NAZI Education: Level--Post-secondary Schools


Figure 1.--

The NAZIs inherited 25 universities from the Weimar Republic, including siome of the most prestigious institutions of higher eduvation in the world. After graduating from secondary schools, qualified German students could attend university. The NAZI introduced a mandatory labor service. University amission required a racial test. Jewish prodessors were almost immediately dismissed and Jewish students soon also excluded from the university. I believe Mischling were generally excluded from secondary schools so had little opportunity to attend university. Students whose parents were involved in pre-1933 political activity oposing the NAZIs might also be excluded unless they redeamed themselves in the Hitler Youth. The NAZI Party also established new elite educational facilities for leadership training.

German Labor Service

Upon graduation at age 18, students joined the German National Labour Service or Reichsarbietsdienst (RAD) where they worked for the government for 6 months. During the Wimar Republic, the Bruning Government in 1931 established work camps to house mostly young men who volunteered for labor service. The program was comparable to the Civilian Construction Corps (CCC) that was later created by the Roosevelt Administration (New Deal) in the United States. The purpose in both instances was to create jobs for unemployed youth as a result of the world-wide Depression. The NAZIs seized power in 1933 and in July 1934 established the RAD. It was expanded and made compulory in 1935. The RAD was the offical state and party labor service providing jobs for unemployeed men. Many boys then joined the military or found jobs until drafted. Others entered university. The RAD undertook the construction of Germany's innovative Autobahn system as well as other roads, land reclamation, drainage projects and soil conservation. The RAD was also helped to construct military fortifications and installations.

Universities

The NAZIs inherited 25 universities from the Weimar Republic, including some of the most prestigious institutions of higher education in the world. Heidelberg University establishede in 1386 was the oldest in Germany. The largest university was the University of Berlin had an enrollment of about 6,000 students. Other prominent universities included Griefswald, Bonn, Cologne, Erlangen, Göttingen, Halle, Jena, Leipzig, Marburg, Munich, Rostock, and Würzburg. Many of these universities by the late 1920s had organized gangs of NAZI students who would attack Jewish students. After the NAZI takeover in 1933 in became very dangerous for Jewish students at many universities before they were finally expelled. Hitler's Minister of Education Rust quickly on assuming office saw to it that critics of National Socialism and Jews were dismissed from German universities which were state institutions. Rust unsuccessfully tried to favor working-class applicants, but succeeded in reducing the number of women accepted. Even after 6 years in office, at the beginning of Word War II in 1939, only 3 per cent of university students came from working-class families, unchanged from 1933. Rust was more successful in reducing the number of women in German universities, from 18,300 in 1933 to only 5,400 in 1939. During the Third Reich the historic spirit of liberalism disappeared from German university classrooms. Academic life was strictly regimented. The unicersity science research programs programs were reordered to support the massive German armament effort.

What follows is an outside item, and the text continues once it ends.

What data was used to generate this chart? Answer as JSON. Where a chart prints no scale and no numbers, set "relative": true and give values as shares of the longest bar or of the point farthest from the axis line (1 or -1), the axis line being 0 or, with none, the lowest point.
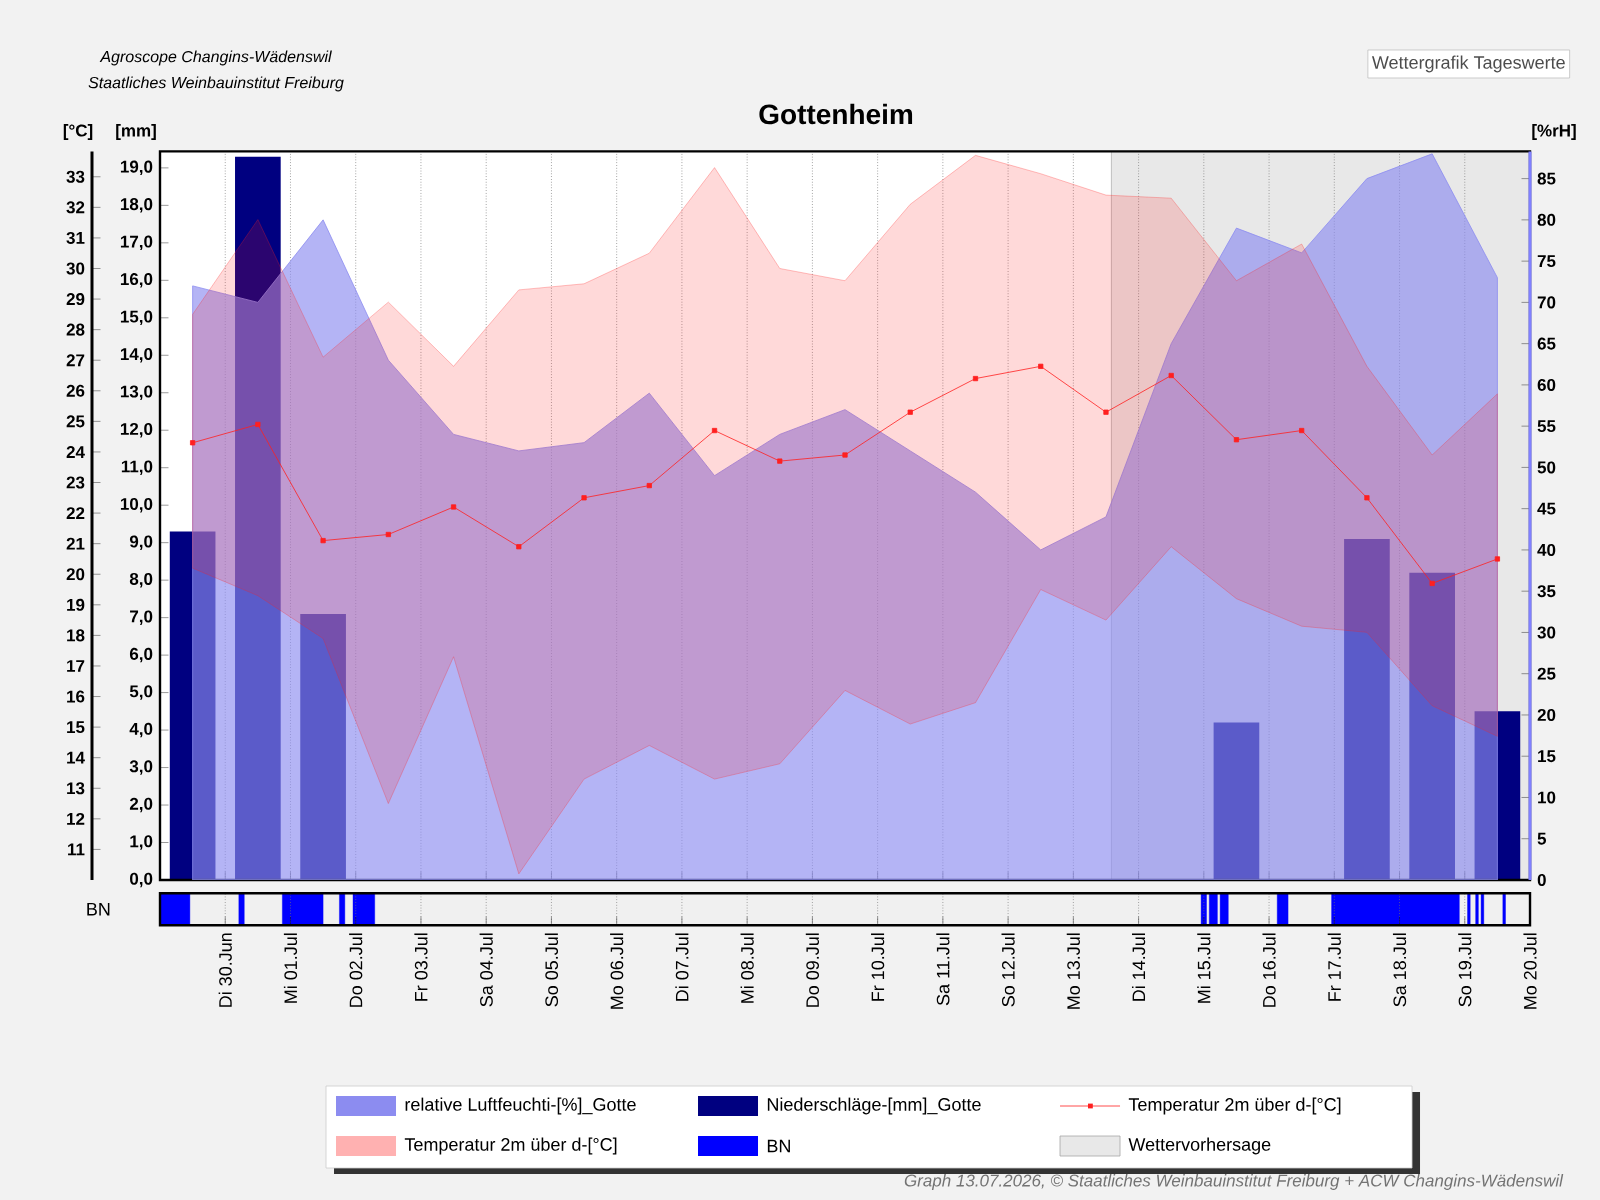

Political Institutes of Education

The NAZIs established 21 Political Institutes of Education in total. These schools were created to train Germany's military leaders, party leaders, and government administrators. [Overy, p. 42.] This education was supposed to model the training received in old Prussian military institutes. Students were geared towards a "soldierly spirit" with courage, motivation, and self-sacrifice. The teaching of these schools were under that instruction of the SS. There were three schools founded in 1933 and this number expanded to 31 schools just up before the war. Three of these schools were for women. [Shirer, p. 13.]

Order Castles

These were the most elite out of all the schools. Only the most head strong National Socialists were allowed to attend this school. They were selected usually from the graduates of the NAPPLA and Adolf Hitler Schools. Again I am not sure what the selection process was, but cerainly phyical conditioning must have been a major factor. Their training was modeled after the Order of Teutonic Knights from the 1300's. The Nazi Order Castles had principles of absolute obedience, discipline, and physical training. The schools took pupils to the limits of physical endurance. War games were conducted with live ammunition. Some students were killed accidentally in these exercizes. There were four castles in all. The first 6 years were spent studying "racial sciences" and other NAZI beliefs. The second castle emphasized athletics and sports. Government and military instruction were implemented in the third castle, and during the fourth castle, they were sent to East Prussia where they concentrated on the question of expanding the German lands. [Shirer, p. 14.] The students that succeeded in graduating from the Order Castles could expect to attain a high position in the army or the SS.

Sources

Overy, Richard. The Penguin Historical Atlas of the Third Reich. Penguin Group: London 1996.

Shirer, William L. The Rise and Fall of the Third Reich. Simon and Schuster: New York, 1960.